Author: Will Boggs MD
JAMA Pediatr Dec 28 2018.
Intranasal ketamine is noninferior to intranasal fentanyl at relieving pain in children with acute extremity injuries, a new study found.
“We were happy to discover similar results to the two other prior pediatric trials and pleasantly surprised to see how similar the rates of rescue analgesia were to those studies,” Dr. Theresa M. Frey of Cincinnati Children’s Hospital Medical Center told Reuters Health by email.
Opioids are commonly used to treat children presenting with severe pain due to traumatic injuries, but concerns regarding adverse effects and the ongoing opioid epidemic have led clinicians to seek non-opioid alternatives, such as ketamine.
Dr. Frey and colleagues in the PRIME randomized noninferiority study compared intranasal ketamine (1.5 mg/kg) to intranasal fentanyl (2 ug/kg) for pain reduction in children with acute extremity injuries.
The 43 children randomized to ketamine and 42 children randomized to fentanyl experienced similar significant pain reduction at 15, 30 and 60 minutes, and ketamine was noninferior to fentanyl regarding the primary outcome of pain reduction 30 minutes after study medication administration.
Highest achieved sedation scores did not differ significantly between the groups, and neither group experienced a University of Michigan Sedation Scale score higher than 2, the researchers report in JAMA Pediatrics, online December 28.
More children in the ketamine group (77%) than in the fentanyl group (31%) experienced at least one adverse event, but all such events were minor and transient.

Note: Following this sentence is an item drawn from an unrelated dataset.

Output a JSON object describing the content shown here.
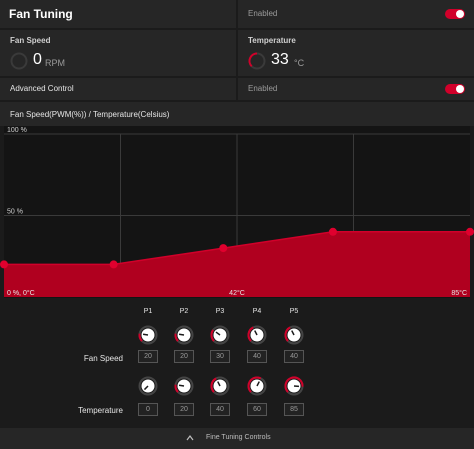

“I would like to highlight that we did not find significantly more adverse events despite higher doses of both medications, and the only significant difference in adverse events between groups was at the 15-minute assessment during which ketamine patients experienced more drowsiness,” Dr. Frey said. “I would argue that a parent may welcome this drowsiness after observing their child suffering from such significant pain prior to medication.”
The need for rescue analgesia at 15, 30 and 60 minutes did not differ significantly between the groups.

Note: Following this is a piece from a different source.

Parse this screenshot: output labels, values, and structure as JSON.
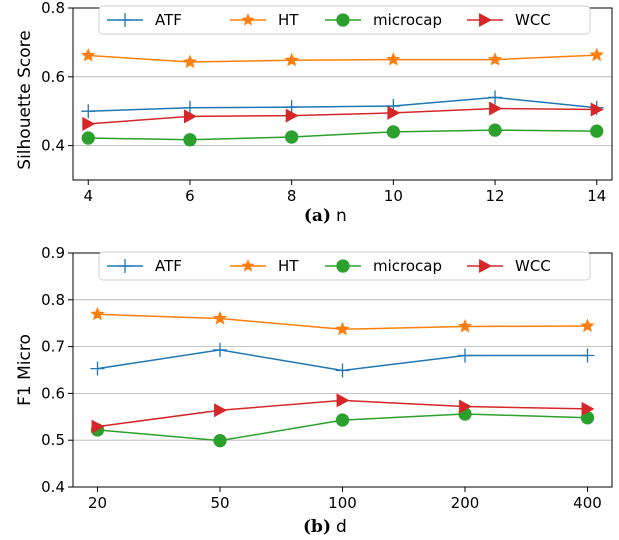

“We know opioids can lead to a decrease in blood pressure, so for patients presenting in shock or impending shock due to infection, hemorrhage, etc., clinicians may not give any analgesia and their patients are left in pain,” Dr. Frey said. “My hope is that physicians at least consider ketamine, especially for these types of patients.”
“Additionally,” she said, “I hope that physicians consider ketamine for pain in the emergency setting if they are anticipating that their patients will need ketamine procedural sedation during their ED stay, as we know there is increased risk when opioids are administered prior to the sedation.”
Dr. Sergey M. Motov from Maimonides Medical Center, in Brooklyn, New York, who recently found intranasal ketamine (1 mg/kg) to be inferior to intranasal fentanyl (1.5 ug/kg) in children with moderate to severe pain, told Reuters Health by email, “In the situations when opioids are contraindicated or may worsen patients’ condition, low-dose ketamine administered intravenously or intranasally is a viable and effective analgesic alternative for short-term analgesia in the ED. However, ketamine use is associated with high rates of minor and transient but bothersome adverse effects.”
“Patient coaching prior to administration of low-dose ketamine with respect to development of psycho-perceptual adverse effects (mainly feelings of unreality) will greatly improve patients’ experience with this medication,” said Dr. Motov, who was not involved in the new work.
Dr. Marcus Nemeth of the University Hospital Goettingen in Germany recently reported that intranasal fentanyl, ketamine, midazolam, or combinations thereof provided effective analgesia in pediatric emergency care. He told Reuters Health by email, “Ketamine as a widely available analgesic can be used effectively and equivalently with respect to pain reduction, when opioids are not readily available or contraindicated. Physicians should take ketamine as a good treatment option for moderate to severe traumatic pain into account.”
Dr. Nemeth, who also was not involved in the study, added, “I would favor fentanyl/sufentanil for a child that ‘only’ needs analgesia, i.e., a child which is non-agitated with no need for any desired sedating effect.”